29 Haziran 1936’da Murray adasında dünyaya gelen (ya da diğer adıyla Mer adası) Eddie Koiki Sambo’nun annesinin doğumdan kısa süre sonra vefat eder. Bunun üzerine dayısı Benny Mabo tarafından yetiştirilir ve Mabo soyadını taşımaya başlar. O dönemde Avustralya Hükümeti’nin eğitim politikası, Aborijinlere verilecek temel düzeyde bir eğitimin ötesine gitmemekteyken öğretmeni ondaki potansiyeli görerek onu yetiştirir. Ancak on altı yaşında işlediği bir suç nedeniyle ada dışına bir yıllığına sürgüne gönderilir. Bu sürgün sonucu dışarıda olanları görmesi onun ufkunu açar ve devam eden süreçte adaya dönmek yerine Queensland’e giderek zor şartlar altında çalışmaya başlar. O dönemde Aborjinler hukuki olarak tam anlamıyla vatandaş olarak bile kabul edilmemektedirler ve zaten oy kullanma hakkı gibi politik haklara da sahip değillerdir. Tüm bu şartlar altında Eddie, politikaya atılır ve Aborijinlerin oy kullanma haklarını elde etmeleri için aktif bir şekilde çalışmaya başlar ve 1967’de bu hak kazanılır. O yıl James Cook Üniversitesi’nde bahçıvan olarak çalışmaya başlayan Eddie, üniversitenin kütüphanesini de kullanma imkânı bularak kendini entelektüel olarak da geliştirir ve çeşitli derneklere üye olarak seçilir. 1973 yılında babası hastalanır, ancak o dönemde Aborijinlerin herhangi bir yere seyahat etmeleri dahi izne tabidir ve doğduğu adaya gidişine izin verilmez. 1977 yılında kimsenin iznini almadan adaya gider ve kendisine babasından bir arazi kaldığını öğrenir. Ancak o dönemde bu topraklar kraliyet arazisi olarak kabul edilmektedir ve ona burayı alamayacağı söylendiğinde şaşkınlıkla şunu söyler: “İmkânı yok; o, onların değil, bizim” (No way, it’s not theirs, it’s ours). 1981 yılında katıldığı bir konferansta bunu dile getirerek Aborijinlerin de mülkiyet hakları olduğuna dair bir konuşma yapar. Eddie, onların mirasının “akademisyenler tarafından yazılan kitaplardan” gelmediğini belirtir ve “benim ders kitaplarım, kendi ailemdi” diye de ekler. Bu konuşmanın Avukat Greg McIntyre’ın dikkatini çekmesi üzerine Mabo Davası’na hazırlık başlar. Davanın amacı Aborijinlere arazilere üzerinde mülkiyet hakkının tesis edilmesidir.

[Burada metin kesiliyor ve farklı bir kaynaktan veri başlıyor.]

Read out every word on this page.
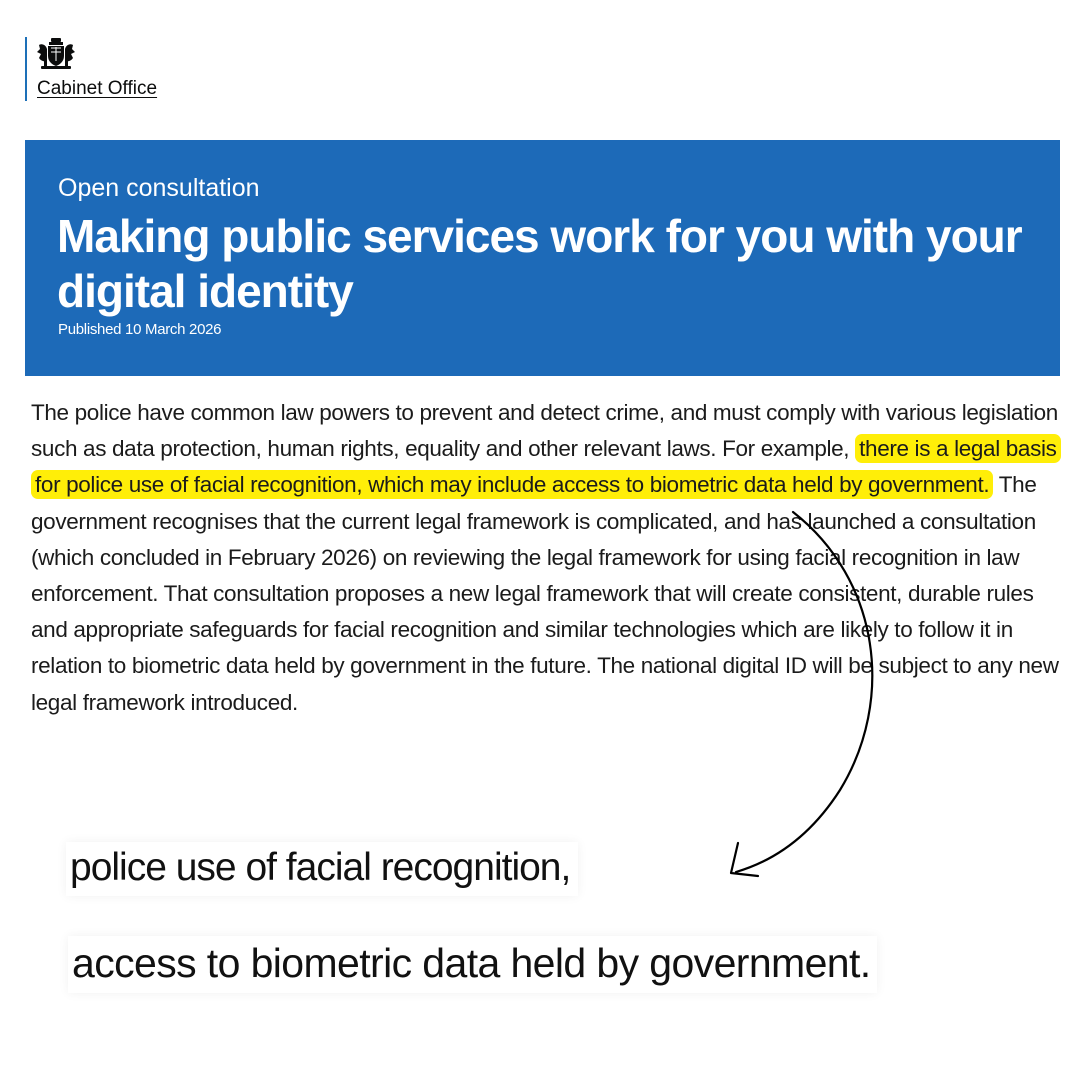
Cabinet Office
Open consultation
Making public services work for you with your digital identity
Published 10 March 2026

The police have common law powers to prevent and detect crime, and must comply with various legislation such as data protection, human rights, equality and other relevant laws. For example, there is a legal basis for police use of facial recognition, which may include access to biometric data held by government. The government recognises that the current legal framework is complicated, and has launched a consultation (which concluded in February 2026) on reviewing the legal framework for using facial recognition in law enforcement. That consultation proposes a new legal framework that will create consistent, durable rules and appropriate safeguards for facial recognition and similar technologies which are likely to follow it in relation to biometric data held by government in the future. The national digital ID will be subject to any new legal framework introduced.

police use of facial recognition,
access to biometric data held by government.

Eddie Mabo ile birlikte dört kişi (Sam Passi, Reverend Passi, James Rice ve Celuia Salee) daha davaya katılır ve savunma ekibi kurulur ve Queensland Eyaleti’ne karşı dava açılır. O dönemde yaygın görüş, terra nullius (sahipsiz toprak) politikası çerçevesinde Avustralya’nın İngilizlerden önce herhangi bir devlet tarafından kullanılmaması ve buradaki yaşamın İngilizlere göre sadece ilkel bir sosyal organizasyonu yansıttığı iddiası nedeniyle buranın İngiliz kontrolü altına girmesiyle topraklarının kraliyetin mülkiyetine geçtiği yönündedir. Nitekim bundan önce de burada herhangi bir yazılı kanun mevcut değildir. Her ne kadar 1882 yılında Queensland Hükümeti Murray adasında yaşayanları bölgenin yerlileri olarak kabul ettiyse de bunlara herhangi bir hak bahşedilmemiştir. Ancak klasik bir hukuk doktrinine sarılmaksızın özgün bir savunma geliştiren davacılar, yerlilerin geleneklerinden hareket ederek Murray adasındaki toprak sahipliğinin hala Aborijinlerin kendi sistemleriyle meydana getirildiğini ve bölgedeki Avustralya egemenliğinin bu sistemi ortadan kaldırmadığını savunurlar. Burada da delil olarak Malo Yasası adıyla bilinen ada sakinlerinin ne şekilde ibadet etmeleri ve toprakla ilişki kurmaları gerektiğinin yanı sıra verasetin bir nesilden diğer nesle ne şekilde aktarılacağına dair temel kuralların da yer aldığı kültürel öğretiye başvururlar. Sonuçta her ne kadarı toprakları ellerinden alınmışsa da davacılar, bu toprakları üzerindeki haklarının hiçbir zaman sona ermediğini ve tanınması gerektiğini talep ederler.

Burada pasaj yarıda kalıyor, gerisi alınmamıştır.